From our earliest beginnings, people felt driven to express something greater than themselves through art. Cave paintings, pottery and sculpture were only some of the tools used to give form to the numinous. One might say that to the ancients, there was no separation of the sacred from art. Many cultures also embraced the techniques of body modification, especially tattooing. The body itself became the “canvas” on which to shape deeply held spiritual beliefs. A living, breathing testament to the power of the sacred in our lives.
Then there’s art which stands the test of time: architecture. Pyramids from various cultures still capture our imaginations today. Even Notre Dame, while still quite young in comparison, recently celebrated 850 years of existence. Could the original builders even conceive that their works would live on and become inspiration for countless generations?
For me, art has been about the ability to look at something and see more than what is really there. Anyone else remember that line from the movie Xanadu? No?! An elusive quality that only my eyes, filtered through my memories and my subconscious, can render. My partner and I both love to visit and stare out at the ocean, but I know that we both see different things. Not to say that one is better than the other, just different. I believe he once told me that he connects to the memories, both beautiful and horrific, of living so long in San Francisco. For him, the ocean reminds him about how far he has come, and how many we lost along the way. I see Life, the cradle from whence we all sprang. It surrounds us, holds us close and connects us beyond boundaries of space and time.

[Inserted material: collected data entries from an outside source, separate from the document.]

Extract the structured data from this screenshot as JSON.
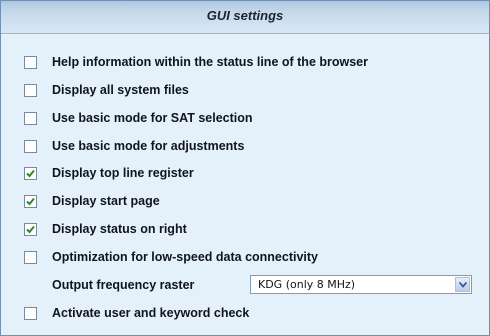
{
  "header": {
    "title": "GUI settings"
  },
  "options": [
    {
      "label": "Help information within the status line of the browser",
      "checked": false
    },
    {
      "label": "Display all system files",
      "checked": false
    },
    {
      "label": "Use basic mode for SAT selection",
      "checked": false
    },
    {
      "label": "Use basic mode for adjustments",
      "checked": false
    },
    {
      "label": "Display top line register",
      "checked": true
    },
    {
      "label": "Display start page",
      "checked": true
    },
    {
      "label": "Display status on right",
      "checked": true
    },
    {
      "label": "Optimization for low-speed data connectivity",
      "checked": false
    }
  ],
  "frequency": {
    "label": "Output frequency raster",
    "value": "KDG (only 8 MHz)"
  },
  "last_option": {
    "label": "Activate user and keyword check",
    "checked": false
  },
  "colors": {
    "panel_bg": "#e4f0fa",
    "check": "#2a8a2a",
    "header_bg": "#c6d9ea"
  },
  "icons": {
    "check": "checkmark-icon",
    "dropdown": "chevron-down-icon"
  }
}
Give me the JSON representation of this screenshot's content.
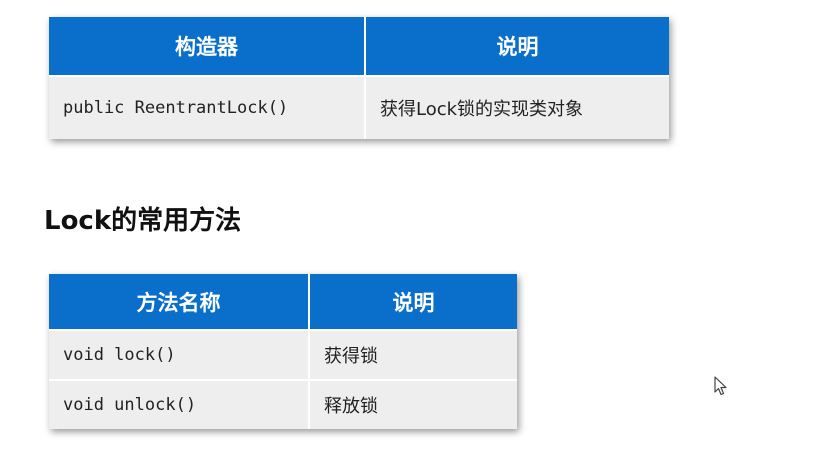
{
  "constructor_table": {
    "headers": [
      "构造器",
      "说明"
    ],
    "rows": [
      [
        "public ReentrantLock()",
        "获得Lock锁的实现类对象"
      ]
    ]
  },
  "section_title": "Lock的常用方法",
  "method_table": {
    "headers": [
      "方法名称",
      "说明"
    ],
    "rows": [
      [
        "void lock()",
        "获得锁"
      ],
      [
        "void unlock()",
        "释放锁"
      ]
    ]
  },
  "colors": {
    "header_bg": "#0a6fcb",
    "header_text": "#ffffff",
    "cell_bg": "#eeeeee"
  },
  "icons": [
    "mouse-cursor-icon"
  ]
}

As usual, it comes down to intention. What does the artist see? What qualities in the subject are yearning for expression? What does the viewer see, for that is just as important as the artist’s vision. I would consider art developed for advertising as radically different from that which can depict Raven as the messenger of the Void. Sure, they can both evoke something within me, but one goes much deeper than the other. I will sit with the latter example longer because I have much more to contemplate from a piece made with deeper intention. When intention is deep, so too is the wellspring of creativity. With the piece at the top of this post by Alex Grey, did you see a man standing in front of his canvas, contemplating the next stroke of the brush, or did you see a channel for the Godhead who is preparing to communicate a profound spiritual lesson on behalf of the Ancestors?

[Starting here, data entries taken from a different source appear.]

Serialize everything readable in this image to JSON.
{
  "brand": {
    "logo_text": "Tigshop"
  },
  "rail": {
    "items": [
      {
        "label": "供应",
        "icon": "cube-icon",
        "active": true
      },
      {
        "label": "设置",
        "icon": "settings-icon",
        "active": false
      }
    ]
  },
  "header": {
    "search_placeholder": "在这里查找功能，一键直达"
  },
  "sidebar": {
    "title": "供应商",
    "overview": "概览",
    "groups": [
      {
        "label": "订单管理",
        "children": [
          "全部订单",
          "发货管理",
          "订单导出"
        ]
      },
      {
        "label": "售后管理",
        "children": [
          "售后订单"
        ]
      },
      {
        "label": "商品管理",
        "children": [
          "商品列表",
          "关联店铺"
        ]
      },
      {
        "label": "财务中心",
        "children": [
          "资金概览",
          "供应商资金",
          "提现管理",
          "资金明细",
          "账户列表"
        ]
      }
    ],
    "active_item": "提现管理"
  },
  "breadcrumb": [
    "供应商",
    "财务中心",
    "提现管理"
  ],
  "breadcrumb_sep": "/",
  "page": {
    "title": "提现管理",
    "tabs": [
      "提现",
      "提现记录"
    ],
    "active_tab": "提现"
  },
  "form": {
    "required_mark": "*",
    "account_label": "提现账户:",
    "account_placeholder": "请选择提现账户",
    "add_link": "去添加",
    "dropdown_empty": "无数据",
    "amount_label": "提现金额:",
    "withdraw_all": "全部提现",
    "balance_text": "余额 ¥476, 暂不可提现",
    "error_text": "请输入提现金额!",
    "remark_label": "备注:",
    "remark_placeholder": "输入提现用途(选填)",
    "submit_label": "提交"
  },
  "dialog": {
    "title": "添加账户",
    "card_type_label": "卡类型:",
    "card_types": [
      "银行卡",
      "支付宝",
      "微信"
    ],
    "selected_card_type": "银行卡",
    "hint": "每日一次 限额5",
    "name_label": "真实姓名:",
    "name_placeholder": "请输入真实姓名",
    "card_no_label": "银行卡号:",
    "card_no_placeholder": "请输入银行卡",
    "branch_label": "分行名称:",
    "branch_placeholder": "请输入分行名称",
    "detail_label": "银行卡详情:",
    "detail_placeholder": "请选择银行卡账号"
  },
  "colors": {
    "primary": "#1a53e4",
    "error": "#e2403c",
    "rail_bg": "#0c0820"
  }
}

Perhaps Mr. Kohan is right about the margins. This isn’t exactly news to someone who is used to living on the fringe in any case. I do, however, choose to shift my perspective slightly. If sacred art is not currently held as a core value of contemporary culture, if it stands on the edges, it is protecting us like silent sentinels. If we intentionally choose to look away from the self-absorbed, “now trending” ideals of modern society, we will see the guardians that have been placed on the outer edges. They will call to us, desiring to open to us as gateways to transcend ourselves and the ennui.